Access to care. Other policy changes increase access to care, including behavioral healthcare and accountable care organizations. Certain chronic pain management services are bundled into monthly payments to increase team-based care access with two new payment codes. Opioid treatment and recovery services furnished in mobile units to boost access for homeless and rural populations will be covered. A continued rollout of electronic prescribing of controlled substances under Part D continues with evaluating prescriber compliance and imposing steeper penalties by 2025.

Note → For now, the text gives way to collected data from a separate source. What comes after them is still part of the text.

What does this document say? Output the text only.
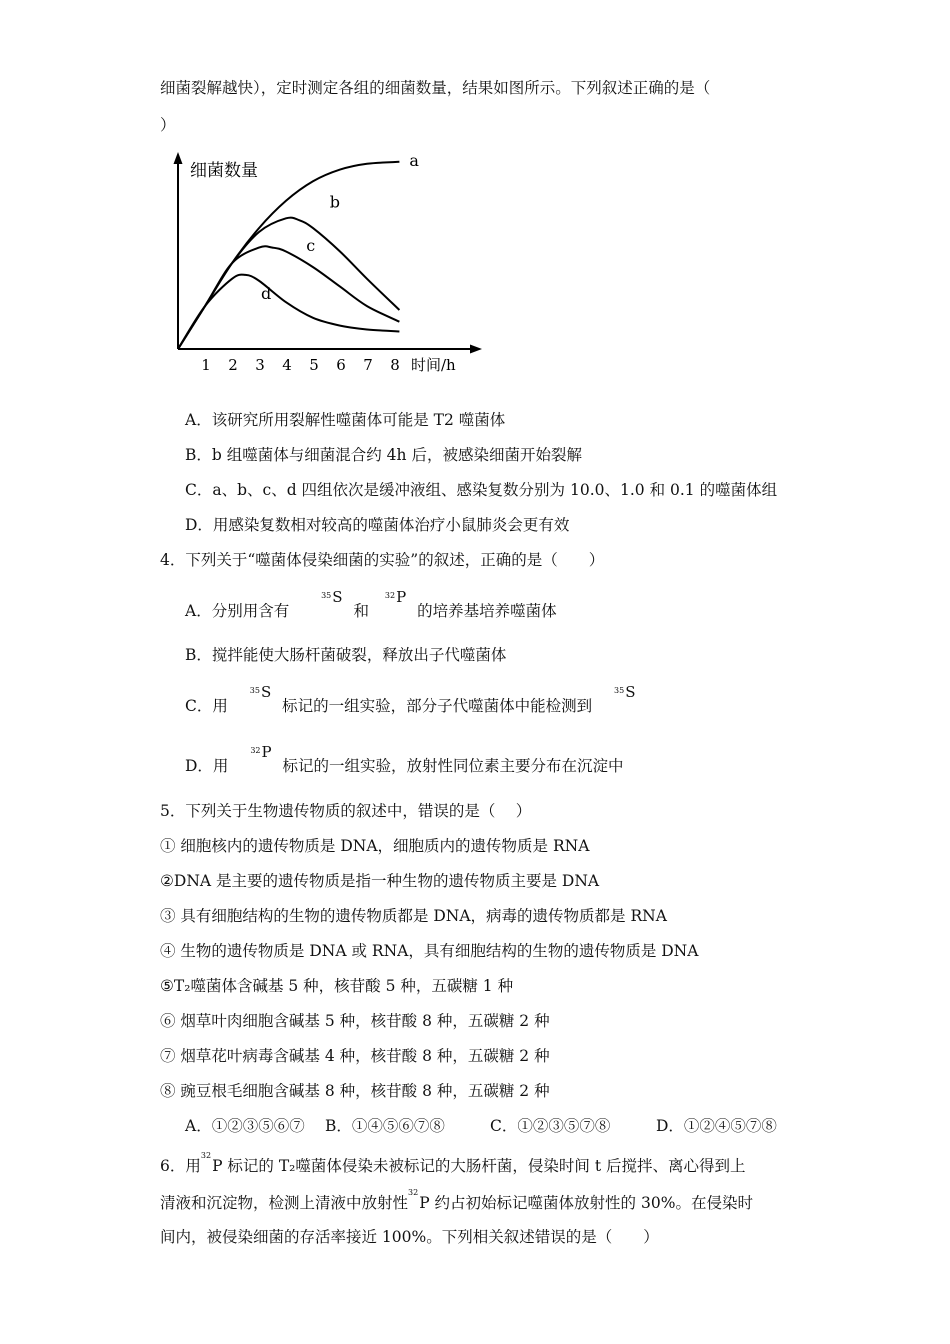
细菌裂解越快），定时测定各组的细菌数量，结果如图所示。下列叙述正确的是（
）
细菌数量
时间/h
1 2 3 4 5 6 7 8
a
b
c
d
A．该研究所用裂解性噬菌体可能是 T2 噬菌体
B．b 组噬菌体与细菌混合约 4h 后，被感染细菌开始裂解
C．a、b、c、d 四组依次是缓冲液组、感染复数分别为 10.0、1.0 和 0.1 的噬菌体组
D．用感染复数相对较高的噬菌体治疗小鼠肺炎会更有效
4．下列关于“噬菌体侵染细菌的实验”的叙述，正确的是（　　）
A．分别用含有  $^{35}$S 和  $^{32}$P 的培养基培养噬菌体
B．搅拌能使大肠杆菌破裂，释放出子代噬菌体
C．用  $^{35}$S 标记的一组实验，部分子代噬菌体中能检测到  $^{35}$S
D．用  $^{32}$P 标记的一组实验，放射性同位素主要分布在沉淀中
5．下列关于生物遗传物质的叙述中，错误的是（　 ）
① 细胞核内的遗传物质是 DNA，细胞质内的遗传物质是 RNA
②DNA 是主要的遗传物质是指一种生物的遗传物质主要是 DNA
③ 具有细胞结构的生物的遗传物质都是 DNA，病毒的遗传物质都是 RNA
④ 生物的遗传物质是 DNA 或 RNA，具有细胞结构的生物的遗传物质是 DNA
⑤T₂噬菌体含碱基 5 种，核苷酸 5 种，五碳糖 1 种
⑥ 烟草叶肉细胞含碱基 5 种，核苷酸 8 种，五碳糖 2 种
⑦ 烟草花叶病毒含碱基 4 种，核苷酸 8 种，五碳糖 2 种
⑧ 豌豆根毛细胞含碱基 8 种，核苷酸 8 种，五碳糖 2 种
A．①②③⑤⑥⑦ B．①④⑤⑥⑦⑧	C．①②③⑤⑦⑧	D．①②④⑤⑦⑧
6．用$^{32}$P 标记的 T₂噬菌体侵染未被标记的大肠杆菌，侵染时间 t 后搅拌、离心得到上
清液和沉淀物，检测上清液中放射性$^{32}$P 约占初始标记噬菌体放射性的 30%。在侵染时
间内，被侵染细菌的存活率接近 100%。下列相关叙述错误的是（　　）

Telehealth. A number of telehealth codes will remain available until 151 days after the end of the COVID-19 PHE. This allows CMS more time to determine whether codes should be made permanent. However, the temporary exception to allow direct supervision virtually for the provision of telehealth services by the clinical staff of physicians and other practitioners, including pharmacists, incident to their own professional services would no longer apply.
Vaccines and antibodies. Regular updates to the payment for preventive vaccines and clarification about payment policies for vaccines and monoclonal antibody products for COVID-19 will remain in effect until the emergency use authorization for drugs and biological products ends, regardless of when the larger COVID-19 PHE ends. Implementing requirements for manufacturers of certain single-dose container or single-use package drugs to provide refunds for discarded amounts applies to waste billing in this setting as well. (See Rules and Regulations Affecting Revenue on page 10 of the Spring 2022 issue of BioSupply Trends Quarterly, available at cloud.3dissue.com/2744/3598/8733/BSTQ_2022-04_Online-Issue/index.html.)